I now know how to tell you what my sister wanted to tell your brother to do last night at the pub! Hahahahaha! Whew! That alone feels like a breakthrough.
It’s a lot worse than regular jitters, like decades long neurological disorder/ absolute terror/can’t remember left from right bad but I’ll take your response in the spirit it was meant and be optimistic. I mean, I made a break through! Thanks!
@caitlanburns There’s a little trick I used to keep SSiW learning far from my (pretty awful) memories of school - in case it may be helpful to you.
I’m sure we all noticed one big difference as there’s no teachers or classroom in front of us, judging us or what we say - which is an amazingly better starting point (at least for me)!
Also, it’s a fact that the recorded voices in the challenges are not really correcting us, since they’re not actually hearing us!
So rather than thinking of it as a lesson, which can still be a bit stressful, I imagined it as sitting right next to a few people practicing Welsh (like on a train); and just overhearing them and imitating them without them noticing.
Which is basically what I did doing with Welsh songs before starting SSiW and it was just great fun, and zero stress!
Well not sure I was able to explain or if it may be of any use…but just in case.
I was watching Priodas Pum Mil, the daftest (but best) prog on s4c, and understood more than when I watched last year.

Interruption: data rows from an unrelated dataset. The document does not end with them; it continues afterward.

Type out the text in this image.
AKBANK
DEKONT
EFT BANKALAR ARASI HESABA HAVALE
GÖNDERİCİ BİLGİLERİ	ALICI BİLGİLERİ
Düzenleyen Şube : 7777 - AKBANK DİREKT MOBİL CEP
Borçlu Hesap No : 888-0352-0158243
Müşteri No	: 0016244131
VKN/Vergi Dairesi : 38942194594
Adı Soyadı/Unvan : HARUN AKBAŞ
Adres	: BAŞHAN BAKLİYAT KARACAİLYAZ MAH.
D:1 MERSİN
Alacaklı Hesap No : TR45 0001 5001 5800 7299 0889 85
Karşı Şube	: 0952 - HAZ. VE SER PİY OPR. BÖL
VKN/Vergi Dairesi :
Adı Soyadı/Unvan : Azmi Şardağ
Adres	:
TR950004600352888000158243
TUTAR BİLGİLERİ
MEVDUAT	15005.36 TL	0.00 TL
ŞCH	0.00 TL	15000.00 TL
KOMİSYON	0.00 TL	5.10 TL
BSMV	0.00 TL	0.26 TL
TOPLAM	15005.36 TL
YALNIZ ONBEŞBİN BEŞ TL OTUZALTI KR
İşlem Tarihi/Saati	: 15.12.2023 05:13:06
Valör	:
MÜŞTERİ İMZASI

So that’s a win.
I generally find I can understand quite a bit of what people say to me but find it a bit tough to conjour up the correct form of words in response - particularly struggling to remember the tenses for anything other than first person. I was trying to say that they went somewhere in the past, but ended up saying that they were going in the future. Oopsy.
Oh I love Priodas Pum Mil! Thanks for alerting me that it’s back. I was going to say it was a guilty pleasure but then I remembered I don’t have to feel guilty because it’s not wasting time watching reality TV it is learning a language which everyone agrees is A Good Thing to do! I love the little snap shots of Welsh speaking life and the fact that the presenters seem to spend at least half each episode cracking up.

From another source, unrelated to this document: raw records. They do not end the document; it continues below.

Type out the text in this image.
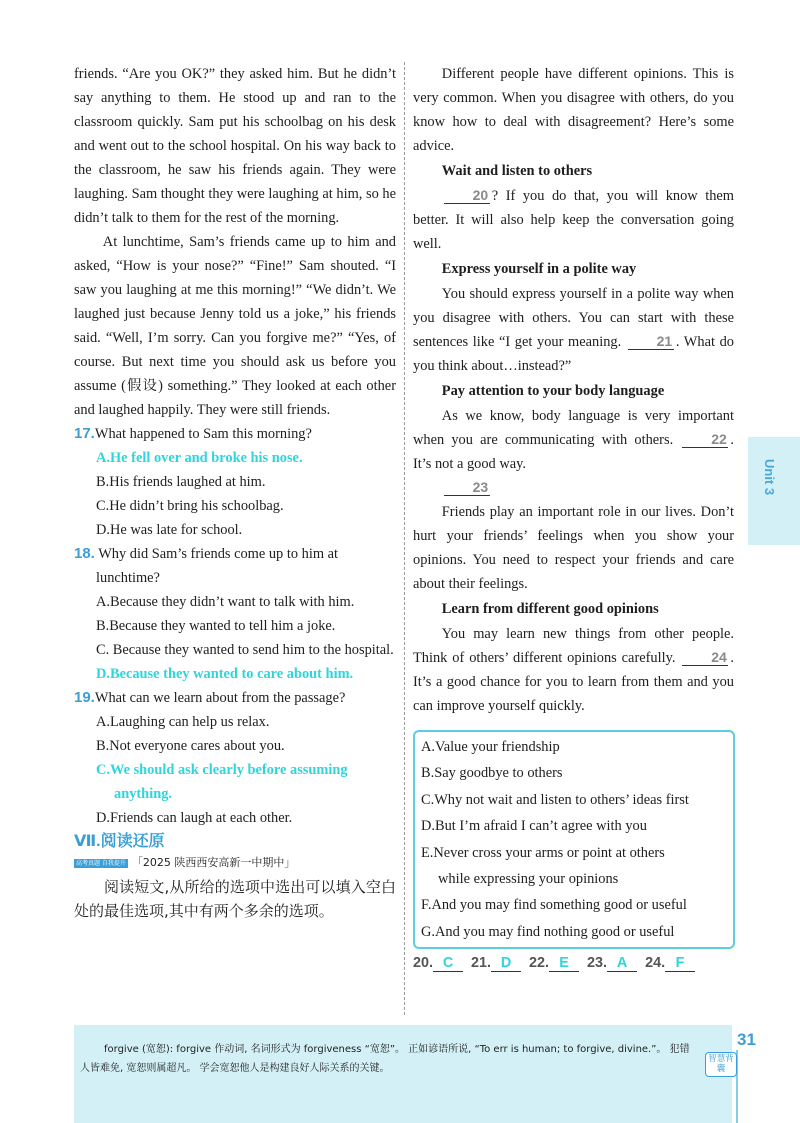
friends. “Are you OK?” they asked him. But he didn’t say anything to them. He stood up and ran to the classroom quickly. Sam put his schoolbag on his desk and went out to the school hospital. On his way back to the classroom, he saw his friends again. They were laughing. Sam thought they were laughing at him, so he didn’t talk to them for the rest of the morning.

At lunchtime, Sam’s friends came up to him and asked, “How is your nose?” “Fine!” Sam shouted. “I saw you laughing at me this morning!” “We didn’t. We laughed just because Jenny told us a joke,” his friends said. “Well, I’m sorry. Can you forgive me?” “Yes, of course. But next time you should ask us before you assume (假设) something.” They looked at each other and laughed happily. They were still friends.

17.What happened to Sam this morning?
A.He fell over and broke his nose.
B.His friends laughed at him.
C.He didn’t bring his schoolbag.
D.He was late for school.
18. Why did Sam’s friends come up to him at
lunchtime?
A.Because they didn’t want to talk with him.
B.Because they wanted to tell him a joke.
C. Because they wanted to send him to the hospital.
D.Because they wanted to care about him.
19.What can we learn about from the passage?
A.Laughing can help us relax.
B.Not everyone cares about you.
C.We should ask clearly before assuming anything.
D.Friends can laugh at each other.
Ⅶ.阅读还原
高考真题 自我提升 「2025 陕西西安高新一中期中」

阅读短文,从所给的选项中选出可以填入空白处的最佳选项,其中有两个多余的选项。

Different people have different opinions. This is very common. When you disagree with others, do you know how to deal with disagreement? Here’s some advice.

Wait and listen to others

20 ? If you do that, you will know them better. It will also help keep the conversation going well.

Express yourself in a polite way

You should express yourself in a polite way when you disagree with others. You can start with these sentences like “I get your meaning.	21 . What do you think about…instead?”

Pay attention to your body language

As we know, body language is very important when you are communicating with others.	22 . It’s not a good way.

23

Friends play an important role in our lives. Don’t hurt your friends’ feelings when you show your opinions. You need to respect your friends and care about their feelings.

Learn from different good opinions

You may learn new things from other people. Think of others’ different opinions carefully.	24 . It’s a good chance for you to learn from them and you can improve yourself quickly.

A.Value your friendship
B.Say goodbye to others
C.Why not wait and listen to others’ ideas first
D.But I’m afraid I can’t agree with you
E.Never cross your arms or point at others
while expressing your opinions
F.And you may find something good or useful
G.And you may find nothing good or useful
20. C	21. D	22. E	23. A	24. F
Unit 3
forgive (宽恕): forgive 作动词, 名词形式为 forgiveness “宽恕”。 正如谚语所说, “To err is human; to forgive, divine.”。 犯错人皆难免, 宽恕则属超凡。 学会宽恕他人是构建良好人际关系的关键。
31
智慧背囊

Edit to add that I spent what felt like at least the first year of learning Welsh speaking only in the present tense, and most people seemed to understand. Or at least they nodded and smiled which is good enough!
Sitting down and thinking about it, I know that it is aethon nhw for the past and ân nhw for the future. But when speaking in the wild, I totally forget.

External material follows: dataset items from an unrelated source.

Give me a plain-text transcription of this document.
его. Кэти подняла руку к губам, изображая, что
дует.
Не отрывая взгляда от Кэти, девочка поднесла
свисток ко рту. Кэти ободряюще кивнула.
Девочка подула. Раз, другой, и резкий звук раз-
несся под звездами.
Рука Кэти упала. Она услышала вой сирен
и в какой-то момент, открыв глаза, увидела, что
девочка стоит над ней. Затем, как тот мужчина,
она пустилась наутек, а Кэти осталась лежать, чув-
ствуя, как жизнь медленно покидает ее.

Oh, boy! I just finished Level 1 Challenge 15 a minute ago (S), and I am feeling great! I could feel all the random bits coming together into some semblance of order inside my brain - like a comprehension magnet just went over and made everything line up. Awesome.
So, last night I had a great breakthrough… while I was in the kitchen again (this time fixing some food) with music playing in the next room. I don’t know why it keeps happening under those conditions hahahaha! Weird.
It was a lovely song I had heard a few times before and recognized a word or two here and there, but had never actually sat down and learned the words - not even yn Saesneg! All of the sudden, there he was singing something completely intelligible! It hit me in the heart so hard, it felt like he was singing directly to me…
On reflection, listening to the song again after Challenge 15, I understand ever so much more than I did just last night. Incredible. Diolch yn fawr iawn.